Tendo em vista que inteligências artificiais, a exemplo do chatbot online citado acima, em muitos casos, não apontam o autor original ou redirecionam à fonte e, como as matérias de jornal são disponibilizadas de forma pública, mais fácil é o acesso ao acervo produzido por ele. Como forma de contornar o impasse, ambas as entidades negociaram, por semanas, o uso autorizado dos conteúdos produzidos pelo NYT, visando, principalmente, a compensação financeira de direito autoral do jornal, porém não avançaram. O auge do conflito ocorreu no dia 3 de agosto deste ano, dia em que o NYT atualizou seus termos de serviço e bloqueou a extração do seu acervo para o treinamento dos sistemas IA.
Outro fator que impulsionou essa decisão foi a competição desleal que começou a se estabelecer entre as empresas, tendo em vista que o ChatGPT se tornou um competidor direto desse veículo, ao responder dúvidas de leitores, por exemplo, utilizando, de forma indireta, o material publicado pelo jornal sem citá-lo ou creditar a fonte, o que desviava parte dos consumidores das notícias do jornal.
O NYT cogita, então, propor uma ação judicial contra a OpenAI, porém, enfrentará dificuldade nesse processo. Isso decorre em razão da complicação em comprovar originalidade do material, em virtude do mecanismo do ChatGPT, que, ao gerar suas respostas generalistas, mescla diferentes conteúdos e faz o uso de diversas fontes, dificultando a acusação de pirataria de software.

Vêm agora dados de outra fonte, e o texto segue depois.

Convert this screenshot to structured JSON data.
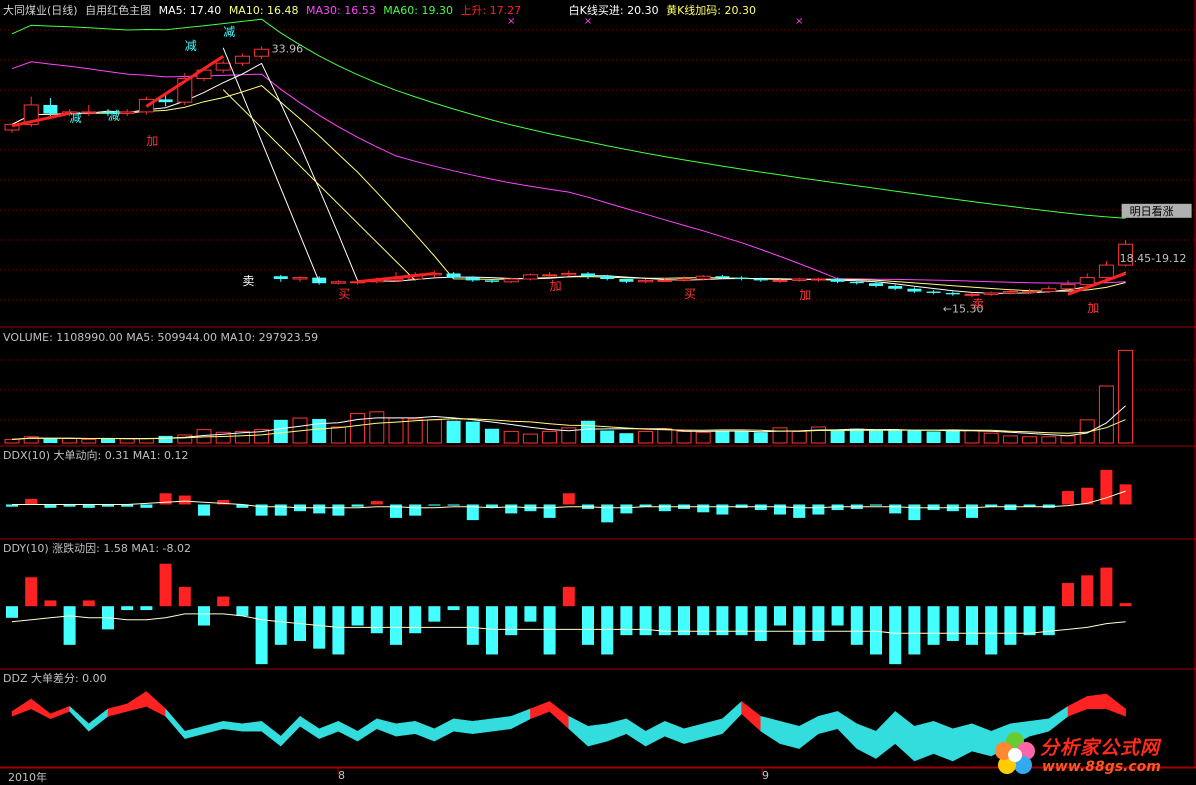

Ficamos com a pergunta no ar, como legislar em um cenário em constante evolução? Um exemplo de medida possível seria o acordo realizado pelos Estados Unidos, Japão e outros 16 países, contando com a participação de empresas como o Google e a OpenAI, que buscam o desenvolvimento seguro da inteligência artificial, estabelecendo um projeto de criação de um banco de dados específicos para a IA utilizar, definindo, assim, diversos benefícios, a saber: a não violação dos direitos autorais e da propriedade intelectual e o aprimoramento da segurança jurídica no meio digital, sem prejudicar o desenvolvimento dessa tecnologia e o reconhecimento dos autores originais.
No Brasil, vale ressaltar o Projeto de Lei (PL) 759/23, que propõe a criação da Política Nacional de Inteligência Artificial, estabelecendo parâmetros para o seu uso no país. Dentre os seus princípios, destaca-se a transparência e confiabilidade da ferramenta, por apresentar diretrizes voltadas para a proteção do patrimônio público e privado, com a finalidade de estimular a inovação, em paralelo ao respeito aos direitos autorais e à privacidade. No momento, o PL aguarda o parecer do Relator na Comissão de Ciência, Tecnologia e Inovação (CCTI).
Portanto, ao analisar casos como o NYT vs OpenAI, percebemos que, cada vez mais, a sociedade estará exposta a essas inovações, urgindo a implementação responsável de uma legislação adequada à atualidade e capaz de resolver conflitos modernos.